Nous sommes donc les héritiers et les enfants de cette loi. Nous avons d’ailleurs voté en 2011, à l’unanimité de cette assemblée, la loi relative au prix du livre numérique, qui était bien entendu dans l’esprit de la loi de 1981 et qui visait à l’adapter, à la mettre au goût du jour des évolutions technologiques.

L’objectif de la loi était de préserver la diversité de la chaîne du livre, en partant d’un principe simple que vous avez rappelé dans votre rapport, monsieur le rapporteur, et que Jack Lang avait exprimé à cette même tribune : le livre n’est pas une marchandise comme une autre. Le livre doit donc être soumis à des réglementations économiques différentes adaptées à sa spécificité, non pas pour tuer la concurrence, mais bien au contraire pour assurer une juste concurrence, garante de la diversité culturelle, éditoriale et créatrice de l’ensemble de la chaîne du livre. Or le seul moyen d’assurer cette juste concurrence entre les acteurs de la chaîne du livre, et donc la diversité de celle-ci, était d’avoir un prix unique, fixé non pas administrativement mais bien par les éditeurs, par les professionnels, et qui s’applique sur l’ensemble du territoire.
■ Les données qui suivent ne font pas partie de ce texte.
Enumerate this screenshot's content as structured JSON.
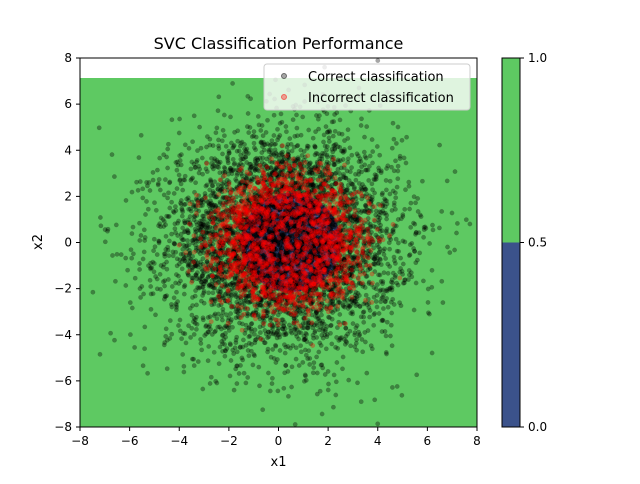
{
  "chart_data": {
    "type": "scatter",
    "title": "SVC Classification Performance",
    "xlabel": "x1",
    "ylabel": "x2",
    "xlim": [
      -8,
      8
    ],
    "ylim": [
      -8,
      8
    ],
    "xticks": [
      -8,
      -6,
      -4,
      -2,
      0,
      2,
      4,
      6,
      8
    ],
    "yticks": [
      -8,
      -6,
      -4,
      -2,
      0,
      2,
      4,
      6,
      8
    ],
    "grid": false,
    "legend_position": "top-right",
    "background_regions": {
      "class_0_color": "#3b528b",
      "class_1_color": "#5ec962",
      "class_0_region": "disc centered near (0.5, 0) with radius about 2",
      "class_1_region": "everything else"
    },
    "colorbar": {
      "ticks": [
        0.0,
        0.5,
        1.0
      ],
      "tick_labels": [
        "0.0",
        "0.5",
        "1.0"
      ],
      "bands": [
        {
          "from": 0.0,
          "to": 0.5,
          "color": "#3b528b"
        },
        {
          "from": 0.5,
          "to": 1.0,
          "color": "#5ec962"
        }
      ]
    },
    "series": [
      {
        "name": "Correct classification",
        "color": "#000000",
        "opacity": 0.35,
        "distribution": {
          "center": [
            0.2,
            0.0
          ],
          "spread": 2.3,
          "count": 5200
        }
      },
      {
        "name": "Incorrect classification",
        "color": "#ff0000",
        "opacity": 0.35,
        "distribution": {
          "center_ring_radius": 2.2,
          "ring_width": 0.8,
          "count": 1800
        }
      }
    ]
  }
}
Cette loi, qui avait été inspirée par Jérôme Lindon, vers lequel vont nos pensées en cet instant, a eu des effets extrêmement bénéfiques en France sur l’ensemble du paysage, en amont sur le plan éditorial – nous avons un grand nombre de maisons d’édition, donc une diversité de l’offre, ainsi qu’une diversité des écritures et de la publication – et, en aval, sur la chaîne de distribution, puisque nous disposons d’une grande diversité de librairies qui parsèment, égaient et animent tous nos territoires.

C’est ce réseau de librairies – les librairies indépendantes, mais aussi celles qui appartiennent à des chaînes spécialisées dans le commerce culturel – d’une grande richesse, d’une grande variété, que nous souhaitons aujourd’hui défendre, protéger, non pas au non d’une vision conservatrice ou rétrograde, mais parce que nous considérons qu’il est d’une importance majeure pour l’ensemble de nos territoires. En effet, un libraire, ce n’est pas seulement quelqu’un qui vend un livre : c’est une personne qui conseille, qui oriente, qui fait découvrir, qui a un rôle de prescription, qui avant tout aime les livres, aime les textes et les fait partager aux lecteurs. C’est donc quelqu’un qui contribue d’une manière profonde à l’enrichissement de notre pratique culturelle et à sa transmission.

Vous le savez, le livre n’est pas non plus un objet culturel tout à fait comme les autres. C’est la transmission des idées, d’une vision du monde. C’est un partage, un échange et, évidemment, une ouverture d’esprit, une ouverture au monde.

Nous sommes donc rassemblés pour discuter d’un sujet dont l’importance est majeure, non seulement pour la chaîne du livre, bien sûr, et plus généralement pour l’ensemble de l’économie de la culture, mais aussi pour chacun de nos territoires. Nous savons en effet à quel point il est important d’avoir au coeur de nos villes des libraires indépendants qui contribuent à leur animation culturelle, qui créent du lien social autour de la librairie. Ils sont des éléments absolument indispensables d’une véritable politique non pas d’aménagement du territoire mais bien de vivification de nos territoires et de nos espaces urbains. Je pourrais également mentionner leur importance pour les zones rurales, puisque des librairies y sont également implantées, qui sont absolument exceptionnelles et qui font un travail remarquable pour faire vivre la culture, l’échange, le débat d’idées au coeur de nos territoires.